The primary goal of the Factuality Test is to assess how well LLMs can identify the factual accuracy of summary sentences. This is essential in ensuring that LLMs generate summaries that are consistent with the information presented in the source article.

How it works:

test_type article_sentence correct_sentence incorrect_sentence result swapped_result pass
order_bias the abc have reported that those who receive centrelink payments made up half of radio rental’s income last year. those who receive centrelink payments made up half of radio rental’s income last year. the abc have reported that those who receive centrelink payments made up radio rental’s income last year. A B True
order_bias louis van gaal said that he believed wenger’s estimation of the necessary points total. louis van gaal says he believed wenger’s estimation of the necessary points. louis van gaal says wenger’s estimation of the necessary points total. A A False

Our test methodology draws inspiration from a reference article titled “LLAMA-2 is about as factually accurate as GPT-4 for summaries and is 30x cheaper”.

Evaluation Criteria

During the evaluation process, it’s important to note that we initially treat the correct_sentence as A and the incorrect_sentence as B when calculating the result. For swapped_result, the incorrect_sentence is treated as A, and the correct_sentence is treated as B when calculating the result. This ensures consistency and fairness in assessing factuality.

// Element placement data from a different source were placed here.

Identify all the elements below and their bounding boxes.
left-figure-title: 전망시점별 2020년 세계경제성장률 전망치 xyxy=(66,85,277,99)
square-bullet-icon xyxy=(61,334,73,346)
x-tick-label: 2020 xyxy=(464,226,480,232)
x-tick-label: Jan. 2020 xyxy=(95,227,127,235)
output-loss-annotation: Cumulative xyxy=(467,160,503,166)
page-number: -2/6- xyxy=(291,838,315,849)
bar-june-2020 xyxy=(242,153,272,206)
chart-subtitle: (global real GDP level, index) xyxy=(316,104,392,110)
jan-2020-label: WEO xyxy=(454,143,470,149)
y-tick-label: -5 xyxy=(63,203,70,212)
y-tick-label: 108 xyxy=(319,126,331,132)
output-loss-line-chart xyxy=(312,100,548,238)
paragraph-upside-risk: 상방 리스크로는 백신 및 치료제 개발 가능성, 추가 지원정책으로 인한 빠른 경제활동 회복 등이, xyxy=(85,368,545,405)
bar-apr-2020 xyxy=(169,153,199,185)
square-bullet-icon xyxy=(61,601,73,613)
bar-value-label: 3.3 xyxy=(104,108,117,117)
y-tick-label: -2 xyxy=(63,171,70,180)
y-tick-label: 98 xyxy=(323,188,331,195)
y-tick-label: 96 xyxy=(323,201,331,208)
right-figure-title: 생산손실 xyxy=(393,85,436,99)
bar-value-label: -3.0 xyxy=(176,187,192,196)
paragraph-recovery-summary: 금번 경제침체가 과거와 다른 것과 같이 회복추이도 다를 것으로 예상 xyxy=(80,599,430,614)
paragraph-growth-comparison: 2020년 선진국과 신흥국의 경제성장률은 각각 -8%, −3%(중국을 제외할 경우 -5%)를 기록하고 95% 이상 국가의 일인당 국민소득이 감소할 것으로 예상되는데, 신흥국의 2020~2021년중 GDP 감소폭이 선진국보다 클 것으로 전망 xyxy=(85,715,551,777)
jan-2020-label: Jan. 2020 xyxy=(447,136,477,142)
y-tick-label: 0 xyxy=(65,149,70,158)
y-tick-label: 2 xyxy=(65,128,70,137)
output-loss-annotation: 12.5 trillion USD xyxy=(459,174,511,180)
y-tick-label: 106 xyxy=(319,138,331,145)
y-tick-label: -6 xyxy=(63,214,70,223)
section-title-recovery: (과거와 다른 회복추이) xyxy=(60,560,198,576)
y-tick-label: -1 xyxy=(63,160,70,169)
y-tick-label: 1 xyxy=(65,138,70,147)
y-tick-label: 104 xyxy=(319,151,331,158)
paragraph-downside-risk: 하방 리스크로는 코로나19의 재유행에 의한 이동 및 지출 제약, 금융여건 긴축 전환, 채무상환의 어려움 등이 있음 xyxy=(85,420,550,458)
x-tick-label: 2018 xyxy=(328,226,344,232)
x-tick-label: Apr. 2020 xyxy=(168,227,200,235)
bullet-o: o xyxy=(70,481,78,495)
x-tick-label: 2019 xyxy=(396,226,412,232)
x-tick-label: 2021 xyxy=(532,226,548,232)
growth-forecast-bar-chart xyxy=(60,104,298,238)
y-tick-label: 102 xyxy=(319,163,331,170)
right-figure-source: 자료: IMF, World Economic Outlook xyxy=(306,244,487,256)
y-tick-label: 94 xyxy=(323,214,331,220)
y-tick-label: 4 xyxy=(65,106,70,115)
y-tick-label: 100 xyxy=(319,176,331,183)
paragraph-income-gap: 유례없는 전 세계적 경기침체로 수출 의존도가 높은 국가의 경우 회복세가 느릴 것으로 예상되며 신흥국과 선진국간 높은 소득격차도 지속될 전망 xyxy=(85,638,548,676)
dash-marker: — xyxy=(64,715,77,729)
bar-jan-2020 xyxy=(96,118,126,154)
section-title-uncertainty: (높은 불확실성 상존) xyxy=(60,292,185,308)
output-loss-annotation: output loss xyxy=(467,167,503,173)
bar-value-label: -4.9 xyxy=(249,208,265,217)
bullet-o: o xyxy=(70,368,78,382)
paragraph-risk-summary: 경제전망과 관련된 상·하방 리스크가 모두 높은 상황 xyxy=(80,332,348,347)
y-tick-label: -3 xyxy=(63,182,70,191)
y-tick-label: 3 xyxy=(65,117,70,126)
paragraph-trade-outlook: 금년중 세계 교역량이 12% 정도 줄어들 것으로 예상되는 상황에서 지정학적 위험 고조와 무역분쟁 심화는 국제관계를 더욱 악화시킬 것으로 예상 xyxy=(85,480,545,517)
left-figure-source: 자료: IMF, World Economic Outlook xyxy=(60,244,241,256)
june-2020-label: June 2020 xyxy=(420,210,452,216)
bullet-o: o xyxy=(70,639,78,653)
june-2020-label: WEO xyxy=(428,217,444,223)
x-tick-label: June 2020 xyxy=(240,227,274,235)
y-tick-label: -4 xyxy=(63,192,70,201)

Our evaluation approach involves several steps:

  • Bias occurs when both the “result” and “swapped_result” are A. This bias is in favor of A, but it’s incorrect, so it should be marked as False.
  • Bias occurs when both the “result” and “swapped_result” are B. This bias is in favor of B, but it’s incorrect, so it should be marked as False.
  • When “result” is B and “swapped_result” is A, there is no bias. However, this statement is incorrect, so it should be marked as False.
  • When “result” is A and “swapped_result” is B, there is no bias. This statement is correct, so it should be marked as True.

  • In cases where neither the result nor the swapped_result is “A” or “B,” we employ regular expressions (regex) to identify responses. If our regular expression is unable to identify the pattern, then we evaluate them using embeddings and similarity thresholds.

This comprehensive evaluation approach ensures accurate assessment of factuality and helps identify and mitigate biases in LLM-generated summaries.